Alina et Marcus le traquèrent jusqu’à un entrepôt où il détenait Chen et Sienna. Quand Warren leva son arme pour les exécuter, Alina tira. Elle ne visa pas pour tuer. Elle visa pour arrêter.

La balle le frappa à l’épaule. Marcus enchaîna de deux tirs à la poitrine. Warren s’effondra. Alina resta là, l’arme toujours levée, incapable de réaliser ce qu’elle venait de faire.

Marcus prit son arme des mains tremblantes. « Parce qu’on n’est pas lui. Parce que tu viens de faire le choix de l’arrêter au lieu de le tuer. Et ça compte.

»

Il appela le 911 et signala un officier à terre. Les ambulances emmenèrent Warren, Chen et Sienna. Les témoins survécurent. Warren fut arrêté, accusé de complot, de tentative de meurtre et de falsification de preuves.

Le complot s’effondra complètement. Au lever du soleil, Patricia les attendit à l’extérieur de l’entrepôt. « Warren était la dernière pièce. Avec lui exposé, tout s’effondre.

Margaret, Van, Elizabeth, Warren, tous vont payer pour ce qu’ils ont fait. C’est vraiment fini cette fois. »

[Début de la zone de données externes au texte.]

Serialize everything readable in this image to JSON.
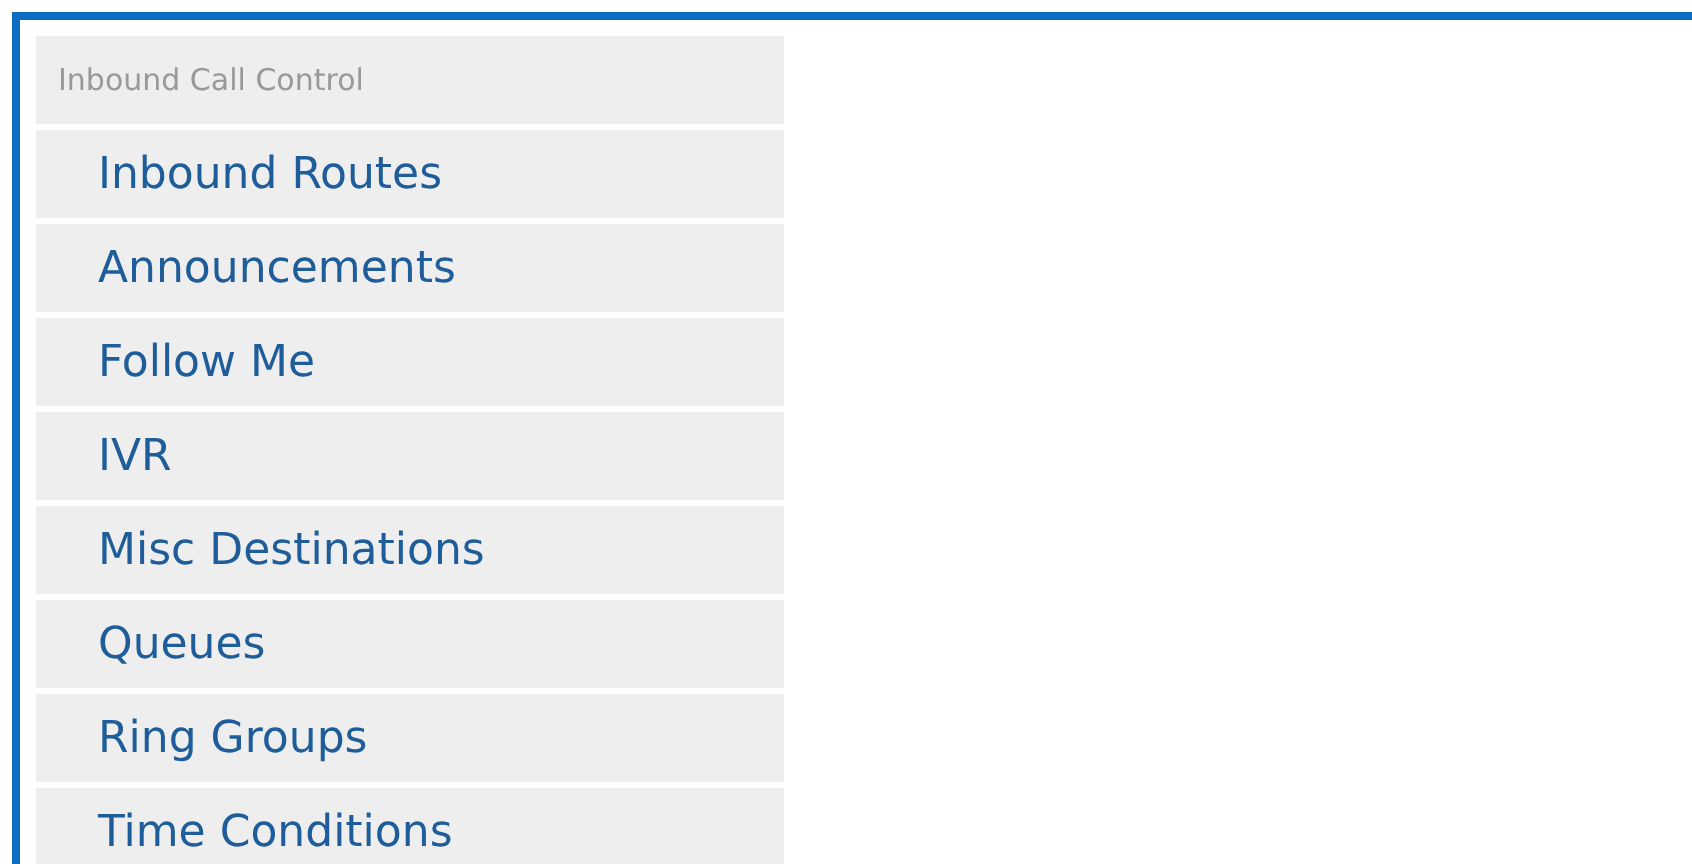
{
  "menu": {
    "heading": "Inbound Call Control",
    "items": [
      {
        "label": "Inbound Routes"
      },
      {
        "label": "Announcements"
      },
      {
        "label": "Follow Me"
      },
      {
        "label": "IVR"
      },
      {
        "label": "Misc Destinations"
      },
      {
        "label": "Queues"
      },
      {
        "label": "Ring Groups"
      },
      {
        "label": "Time Conditions"
      }
    ]
  }
}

Alina hocha lentement la tête. Elle devrait se sentir soulagée, victorieuse, quelque chose.

Mais tout ce qu’elle ressentait était l’épuisement profond de quelqu’un qui avait traversé la guerre et en avait émergé changé pour toujours. Elle regarda Marcus, l’homme qui avait été prêt à tout perdre pour elle, et elle comprit que quoi qu’il se passe ensuite, ils y feraient face ensemble. Maintenant, ils écrivaient leurs propres règles.